What I find interesting about this Max Boot column in Commentary is not that he is gleeful that Iran’s president, Mahmoud Ahmadinejad, has been declared the winner of the election. Nor am I interested that he thinks it makes it more likely that Obama will give Netanyahu permission to launch air strikes against Iran. What interests me is that Boot shows no concern for the people of Iran who went and voted and saw their vote discarded. The people who are being beaten like dogs tonight by Ansar-e Hezbollah’s thugs at Iran’s universities and on Iran’s city streets. The people who are tweeting to the world about their desire for regime change. All over the world, tomorrow, people will be wearing green in solidarity with these democrats who want to throw off the oppression of their theocratic regime. In twenty cities, all over Iran, they will take to streets in a few hours to demand their rights and to scream ‘death to dictators.’ They will probably be beaten, arrested, perhaps even killed. They began with a simple desire to see their votes counted accurately. Now they want true freedom.
But Max Boot doesn’t care about them. He blithely assumes that Ahmadinejad will succeed in his coup d’etat, and he’s damn happy about it because he thinks it will give Israel the right to bomb these democrats.
Imagine if Max Boot had decided it was a bad thing for Poland to earn their freedom from Soviet domination because it would make it harder to sustain our immense defense budgets. That’s the kind of cynical callousness Mr. Boot is displaying this evening when he says this:
Even the Obama administration will be hard put to enter into serious negotiations with Ahmadinejad, especially when his scant credibility has been undermined by these utterly fraudulent elections and the resulting street protests.
That doesn’t mean that Obama won’t try–but he will have a lot less patience with Ahmadinejad than he would have had with Mousavi. And that in turn means there is a greater probability that eventually Obama may do something serious to stop the Iranian nuclear program–whether by embargoing Iranian refined-petroleum imports or by tacitly giving the go-ahead to Israel to attack its nuclear installations.

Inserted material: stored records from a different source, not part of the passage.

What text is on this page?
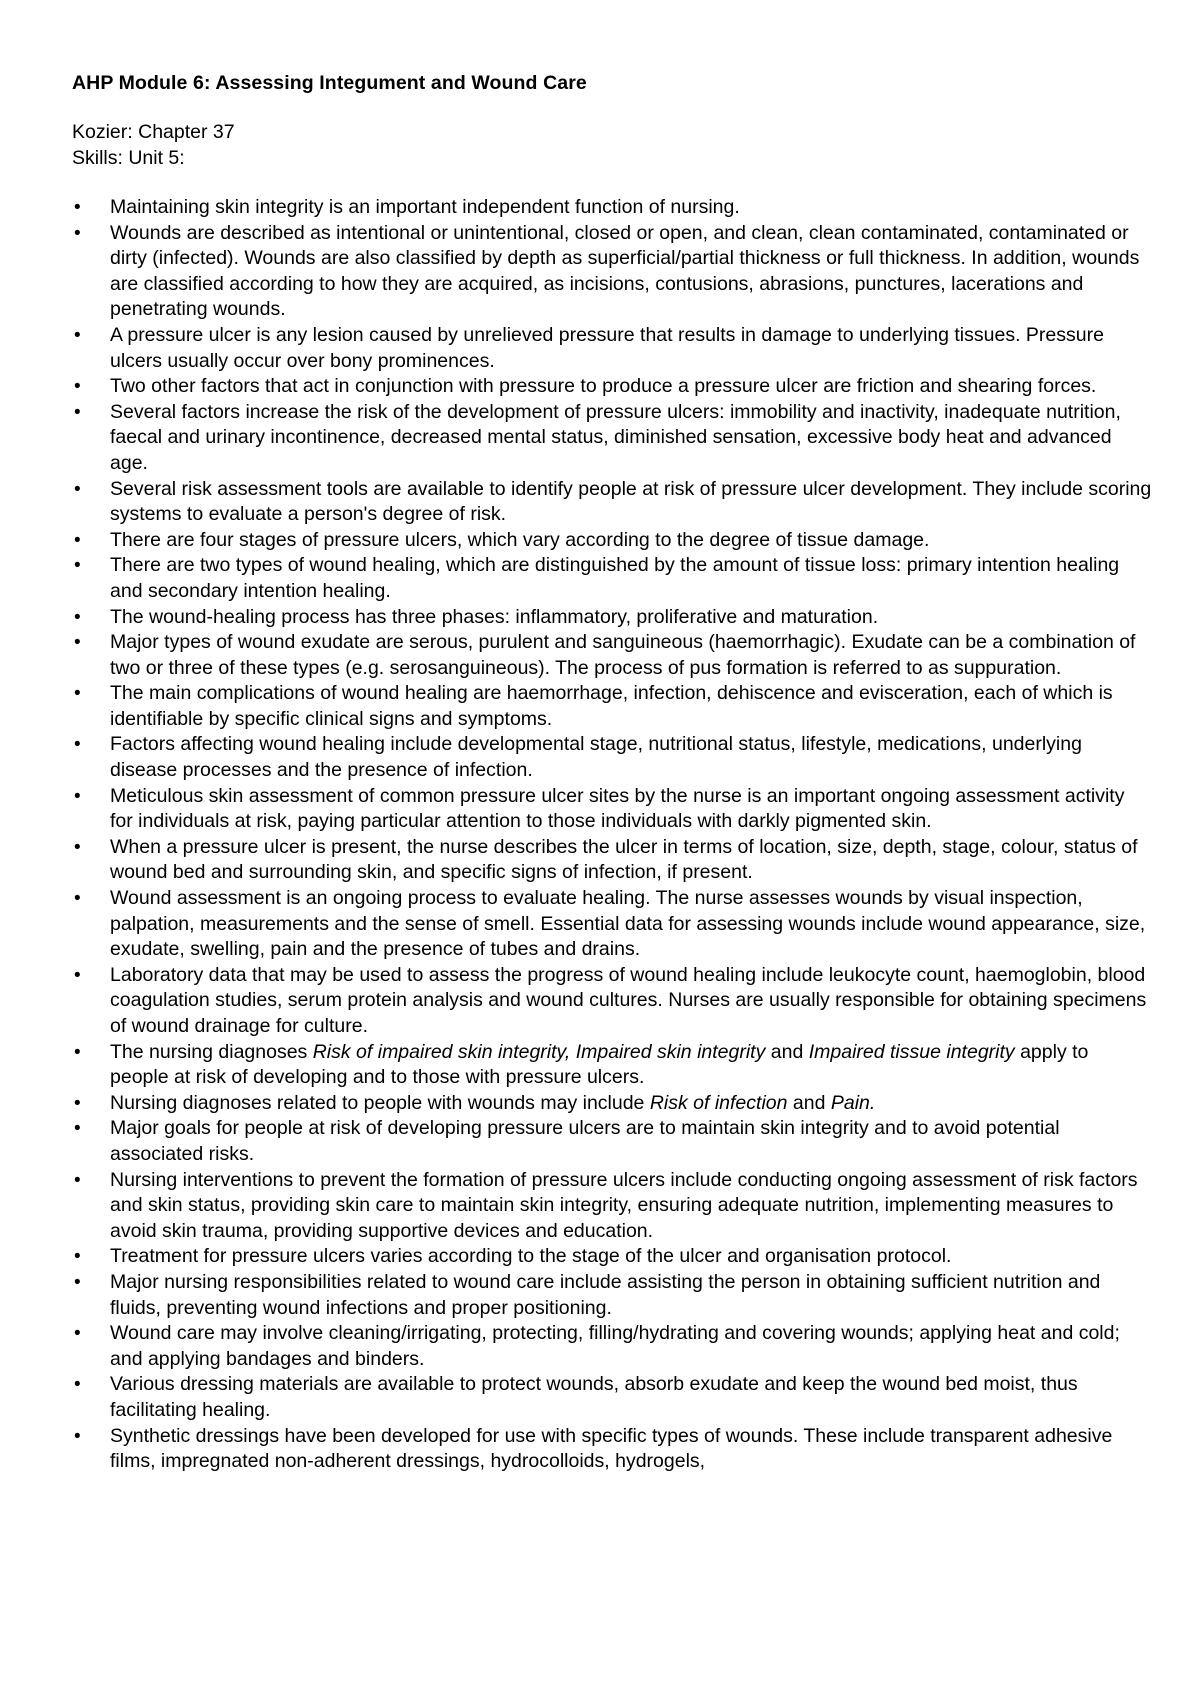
AHP Module 6: Assessing Integument and Wound Care

Kozier: Chapter 37

Skills: Unit 5:

• Maintaining skin integrity is an important independent function of nursing.
• Wounds are described as intentional or unintentional, closed or open, and clean, clean contaminated, contaminated or dirty (infected). Wounds are also classified by depth as superficial/partial thickness or full thickness. In addition, wounds are classified according to how they are acquired, as incisions, contusions, abrasions, punctures, lacerations and penetrating wounds.
• A pressure ulcer is any lesion caused by unrelieved pressure that results in damage to underlying tissues. Pressure ulcers usually occur over bony prominences.
• Two other factors that act in conjunction with pressure to produce a pressure ulcer are friction and shearing forces.
• Several factors increase the risk of the development of pressure ulcers: immobility and inactivity, inadequate nutrition, faecal and urinary incontinence, decreased mental status, diminished sensation, excessive body heat and advanced age.
• Several risk assessment tools are available to identify people at risk of pressure ulcer development. They include scoring systems to evaluate a person's degree of risk.
• There are four stages of pressure ulcers, which vary according to the degree of tissue damage.
• There are two types of wound healing, which are distinguished by the amount of tissue loss: primary intention healing and secondary intention healing.
• The wound-healing process has three phases: inflammatory, proliferative and maturation.
• Major types of wound exudate are serous, purulent and sanguineous (haemorrhagic). Exudate can be a combination of two or three of these types (e.g. serosanguineous). The process of pus formation is referred to as suppuration.
• The main complications of wound healing are haemorrhage, infection, dehiscence and evisceration, each of which is identifiable by specific clinical signs and symptoms.
• Factors affecting wound healing include developmental stage, nutritional status, lifestyle, medications, underlying disease processes and the presence of infection.
• Meticulous skin assessment of common pressure ulcer sites by the nurse is an important ongoing assessment activity for individuals at risk, paying particular attention to those individuals with darkly pigmented skin.
• When a pressure ulcer is present, the nurse describes the ulcer in terms of location, size, depth, stage, colour, status of wound bed and surrounding skin, and specific signs of infection, if present.
• Wound assessment is an ongoing process to evaluate healing. The nurse assesses wounds by visual inspection, palpation, measurements and the sense of smell. Essential data for assessing wounds include wound appearance, size, exudate, swelling, pain and the presence of tubes and drains.
• Laboratory data that may be used to assess the progress of wound healing include leukocyte count, haemoglobin, blood coagulation studies, serum protein analysis and wound cultures. Nurses are usually responsible for obtaining specimens of wound drainage for culture.
• The nursing diagnoses Risk of impaired skin integrity, Impaired skin integrity and Impaired tissue integrity apply to people at risk of developing and to those with pressure ulcers.
• Nursing diagnoses related to people with wounds may include Risk of infection and Pain.
• Major goals for people at risk of developing pressure ulcers are to maintain skin integrity and to avoid potential associated risks.
• Nursing interventions to prevent the formation of pressure ulcers include conducting ongoing assessment of risk factors and skin status, providing skin care to maintain skin integrity, ensuring adequate nutrition, implementing measures to avoid skin trauma, providing supportive devices and education.
• Treatment for pressure ulcers varies according to the stage of the ulcer and organisation protocol.
• Major nursing responsibilities related to wound care include assisting the person in obtaining sufficient nutrition and fluids, preventing wound infections and proper positioning.
• Wound care may involve cleaning/irrigating, protecting, filling/hydrating and covering wounds; applying heat and cold; and applying bandages and binders.
• Various dressing materials are available to protect wounds, absorb exudate and keep the wound bed moist, thus facilitating healing.
• Synthetic dressings have been developed for use with specific types of wounds. These include transparent adhesive films, impregnated non-adherent dressings, hydrocolloids, hydrogels,
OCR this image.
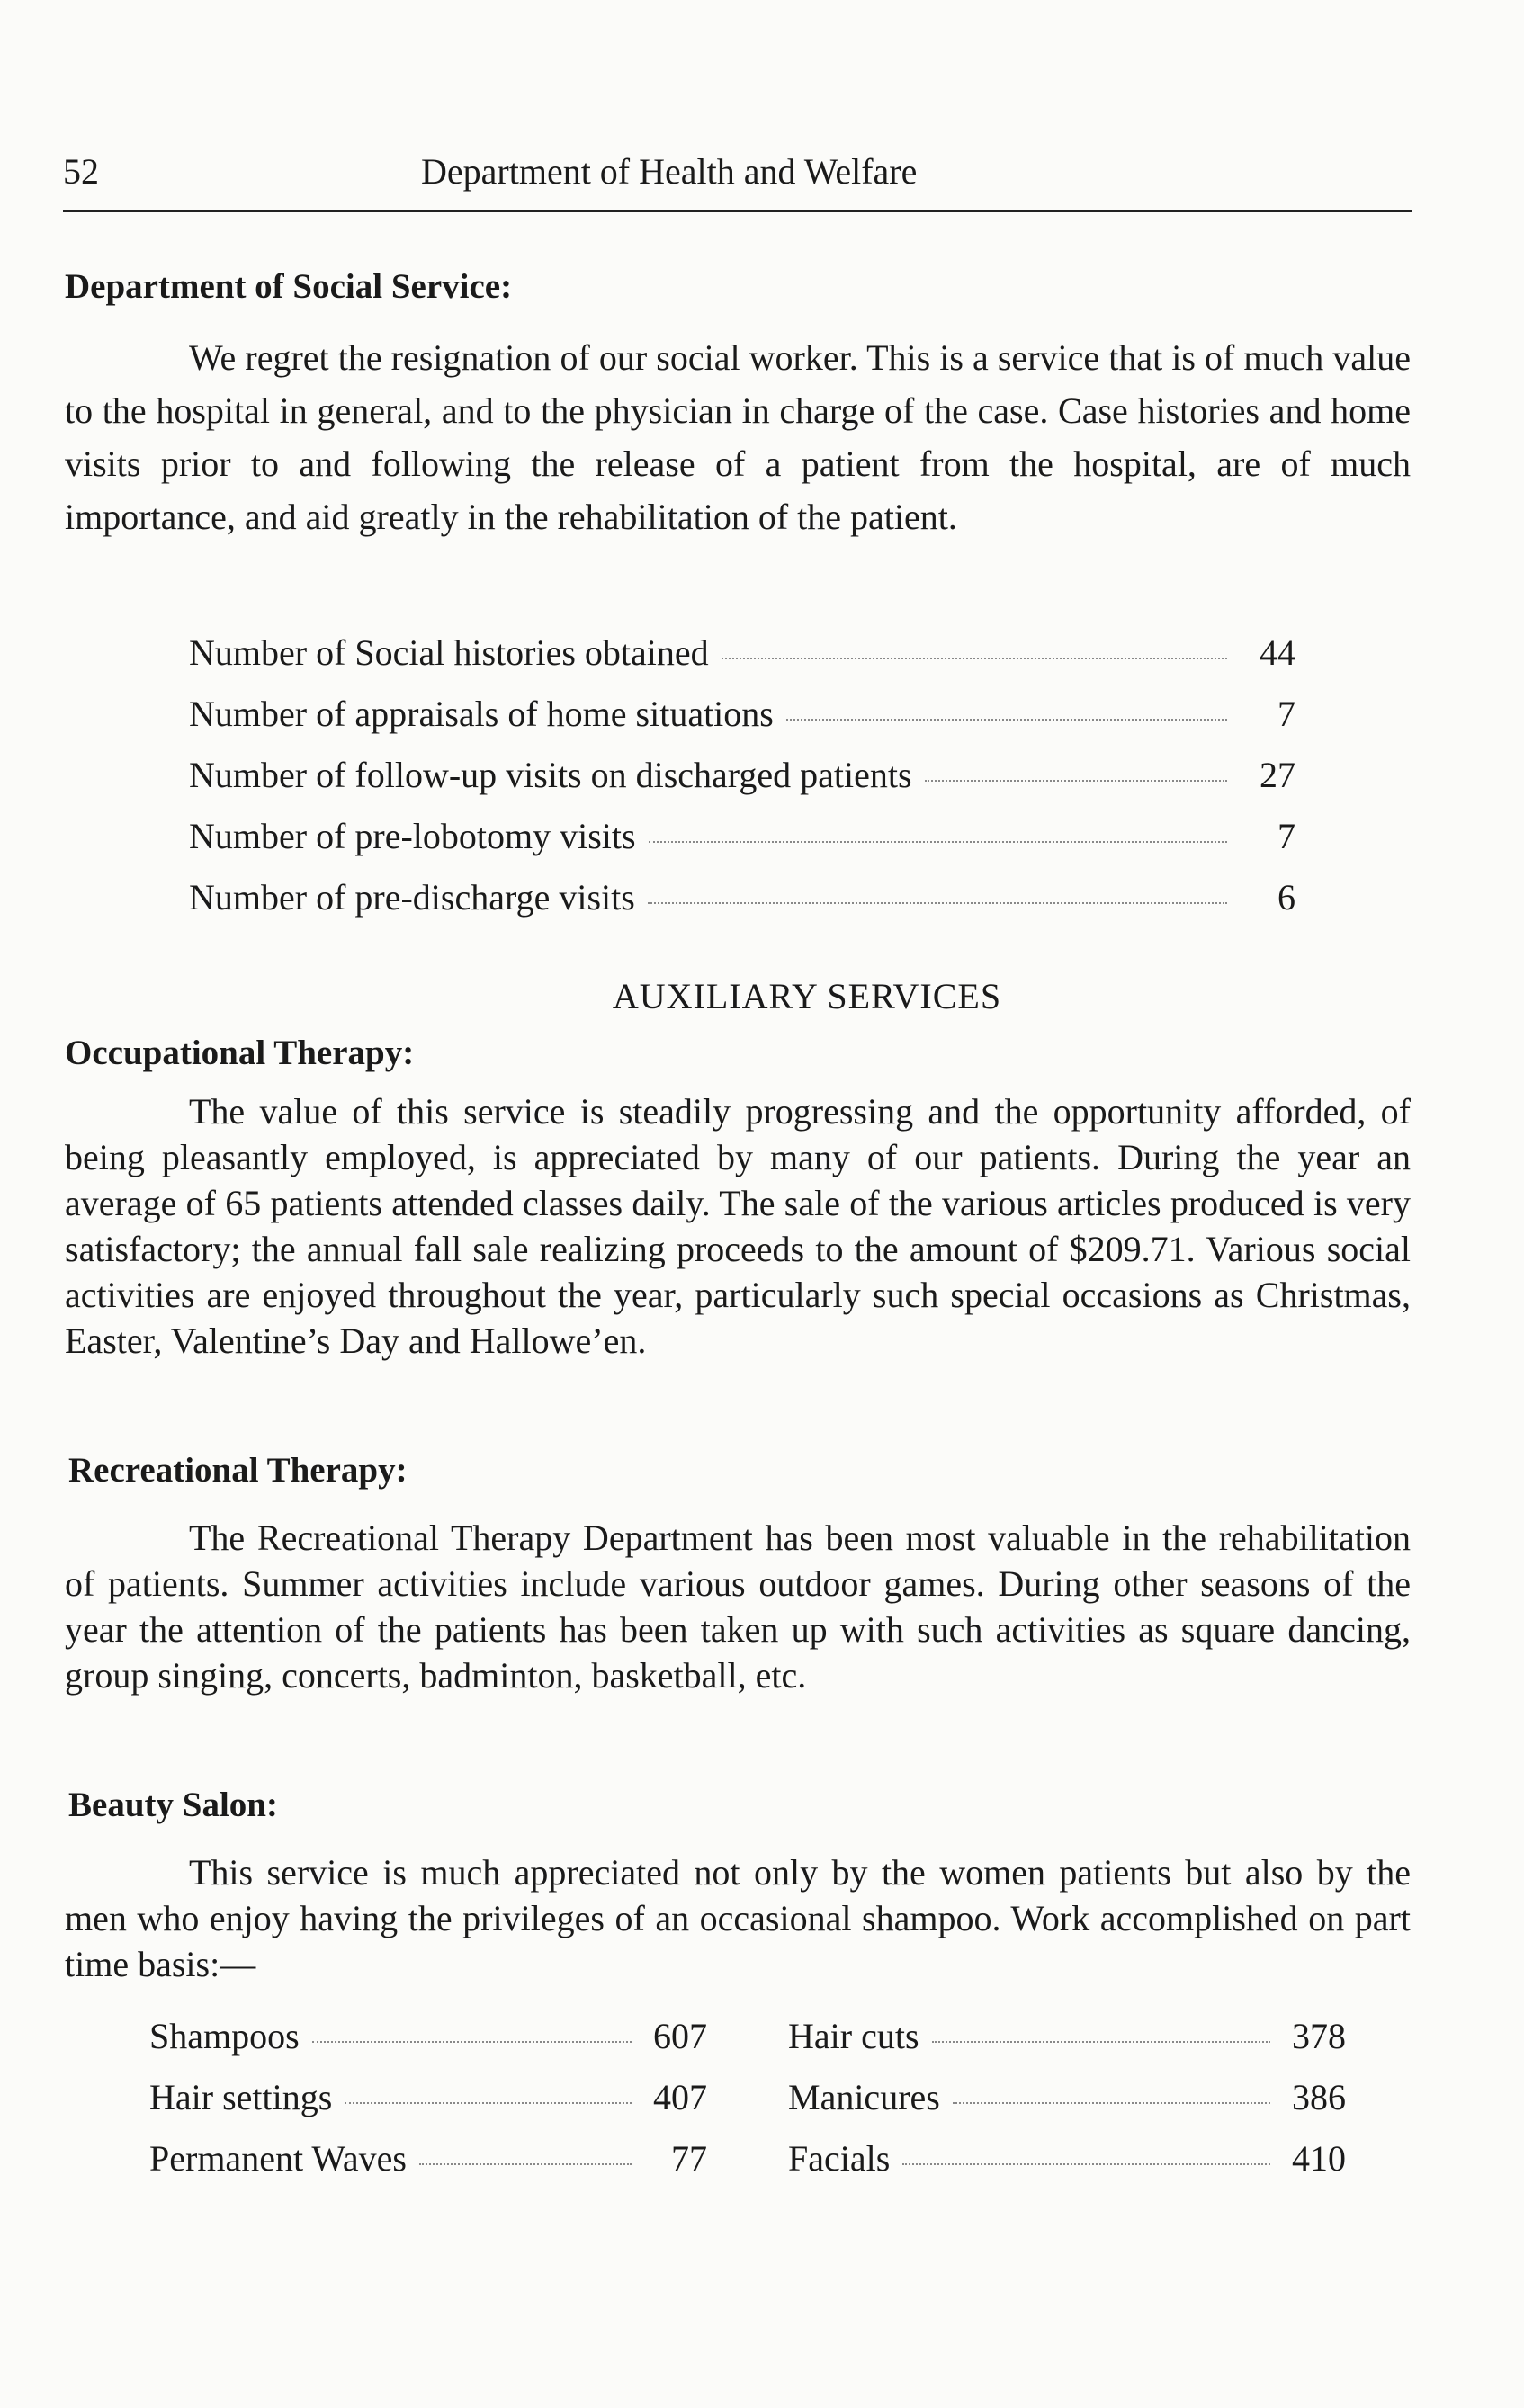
52	Department of Health and Welfare
Department of Social Service:

We regret the resignation of our social worker. This is a service that is of much value to the hospital in general, and to the physician in charge of the case. Case histories and home visits prior to and following the release of a patient from the hospital, are of much importance, and aid greatly in the rehabilitation of the patient.

Number of Social histories obtained	44
Number of appraisals of home situations	7
Number of follow-up visits on discharged patients	27
Number of pre-lobotomy visits	7
Number of pre-discharge visits	6
AUXILIARY SERVICES
Occupational Therapy:

The value of this service is steadily progressing and the opportunity afforded, of being pleasantly employed, is appreciated by many of our patients. During the year an average of 65 patients attended classes daily. The sale of the various articles produced is very satisfactory; the annual fall sale realizing proceeds to the amount of $209.71. Various social activities are enjoyed throughout the year, particularly such special occasions as Christmas, Easter, Valentine’s Day and Hallowe’en.

Recreational Therapy:

The Recreational Therapy Department has been most valuable in the rehabilitation of patients. Summer activities include various outdoor games. During other seasons of the year the attention of the patients has been taken up with such activities as square dancing, group singing, concerts, badminton, basketball, etc.

Beauty Salon:

This service is much appreciated not only by the women patients but also by the men who enjoy having the privileges of an occasional shampoo. Work accomplished on part time basis:—

Shampoos	607 Hair cuts	378
Hair settings	407 Manicures	386
Permanent Waves	77 Facials	410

So in an odd sort of way a win for Ahmadinejad is also a win for those of us who are seriously alarmed about Iranian capabilities and intentions. With crazy Mahmoud in office–and his patron, Ayatollah Khameini, looming in the background–it will be harder for Iranian apologists to deny the reality of this terrorist regime.
In a few hours, when hundreds of thousands, if not millions, of Iranians take to the streets to fight for democracy and liberal reforms and better relations with the West, Max Boot will be cheering on the Ayatollah’s thugs who will greet them with truncheons and bullets and prison and torture.
That’s who Max Boot is. That is what Commentary has become.